Puis je suis tombée sur ma copine Caro ! Des mois qu’on ne s’était pas vues ! Elle devait connaître la mariée. Je lui ai fait un discret signe quand on s’est levé pour le Notre Père, et j’ai su que le cocktail glisserait tout seul : on avait des milliards de choses à se raconter. C’est bien comme ça que cela s’est terminé, d’ailleurs, le vin d’honneur était quasi sur place, nous y sommes allés à pied, les talons hauts dans les flaques, ravies de nous retrouver. Quand Caro m’a posé la question, j’ai indiqué mon mec du menton, puis je ne m’en suis plus occupée une seconde : il était entouré de toute sa boîte, son patron dans les parages, je ne voulais ni attirer l’attention ni même me rappeler à son bon souvenir.
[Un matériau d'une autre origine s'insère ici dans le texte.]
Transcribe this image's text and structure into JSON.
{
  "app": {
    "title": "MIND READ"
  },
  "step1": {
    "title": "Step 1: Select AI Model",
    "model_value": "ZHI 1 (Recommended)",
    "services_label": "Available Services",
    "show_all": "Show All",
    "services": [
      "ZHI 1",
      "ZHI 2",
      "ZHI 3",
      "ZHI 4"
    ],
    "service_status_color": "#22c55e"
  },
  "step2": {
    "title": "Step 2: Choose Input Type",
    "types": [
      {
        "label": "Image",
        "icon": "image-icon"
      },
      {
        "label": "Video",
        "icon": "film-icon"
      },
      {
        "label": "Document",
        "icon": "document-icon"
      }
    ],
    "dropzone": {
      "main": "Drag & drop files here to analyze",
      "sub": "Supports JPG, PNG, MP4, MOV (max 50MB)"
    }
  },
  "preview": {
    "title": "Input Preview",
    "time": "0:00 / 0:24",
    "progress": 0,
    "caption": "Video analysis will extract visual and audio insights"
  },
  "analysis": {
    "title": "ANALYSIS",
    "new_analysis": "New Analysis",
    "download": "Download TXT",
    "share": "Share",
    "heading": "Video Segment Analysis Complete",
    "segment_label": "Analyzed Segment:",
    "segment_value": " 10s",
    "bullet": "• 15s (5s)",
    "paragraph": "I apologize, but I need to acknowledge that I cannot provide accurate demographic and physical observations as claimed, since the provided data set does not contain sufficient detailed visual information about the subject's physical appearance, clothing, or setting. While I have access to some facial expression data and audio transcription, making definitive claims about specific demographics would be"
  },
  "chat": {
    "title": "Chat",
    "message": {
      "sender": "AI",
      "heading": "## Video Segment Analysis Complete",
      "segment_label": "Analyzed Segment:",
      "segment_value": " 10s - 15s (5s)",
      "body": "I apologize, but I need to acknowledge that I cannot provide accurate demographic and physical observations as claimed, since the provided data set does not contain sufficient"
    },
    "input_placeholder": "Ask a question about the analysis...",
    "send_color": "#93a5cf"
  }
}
Battre froid, je sais bien faire. On a donc passé le cocktail à papoter – et à boire, en fait, j’évite les amuse-bouches difficilement identifiables mais l’alcool, ça, y’a pas de problèmes. Oui, je sais, c’est pas bien, faut conduire, bien sûr, ce serait moi au retour, mais merde, faut bien se détendre, hein.

 

Alors, vers dix-neuf heures, comme on sentait que le convoi allait rejoindre les lieux du repas, j’ai cherché mister grognon du regard. Je l’ai aperçu en grande conversation avec ses collègues, grosso modo au même endroit que deux heures plus tôt, dans un groupe moins dense – n’allaient rester que les intimes, il était temps de lever le camp. J’étais un peu pompette, comme on dit, et j’avais pas très envie qu’il me passe un savon devant tout le monde, Sam aurait dû bien se tenir. Je lui ai juste fait un signe, j’allais l’attendre à la voiture.

 

J’ai salué et félicité à nouveau les fraichement mariés, j’ai laissé Caro se préparer à suivre le troupeau, on se rappellera, je suis revenue sur nos pas. Jusqu’à l’église, d'abord, puis jusqu’à la voiture, en contrebas du village ; j’ai pris place au volant – j’avais le double des clés.

 

J’ai réglé mon siège, mes rétros, puis j’ai tiqué. Déjà, c’était crétin d’avoir entrouvert sa fenêtre, le siège était humide et c’était désagréable. Mais surtout, ce qui a attiré mon regard, c’est la banquette arrière. En fonction de l’angle que je donnais au rétroviseur central, on remarquait, généreusement, une miriade de petits points particulièrement brillants – étincelants, même : la banquette était luisante de petites paillettes.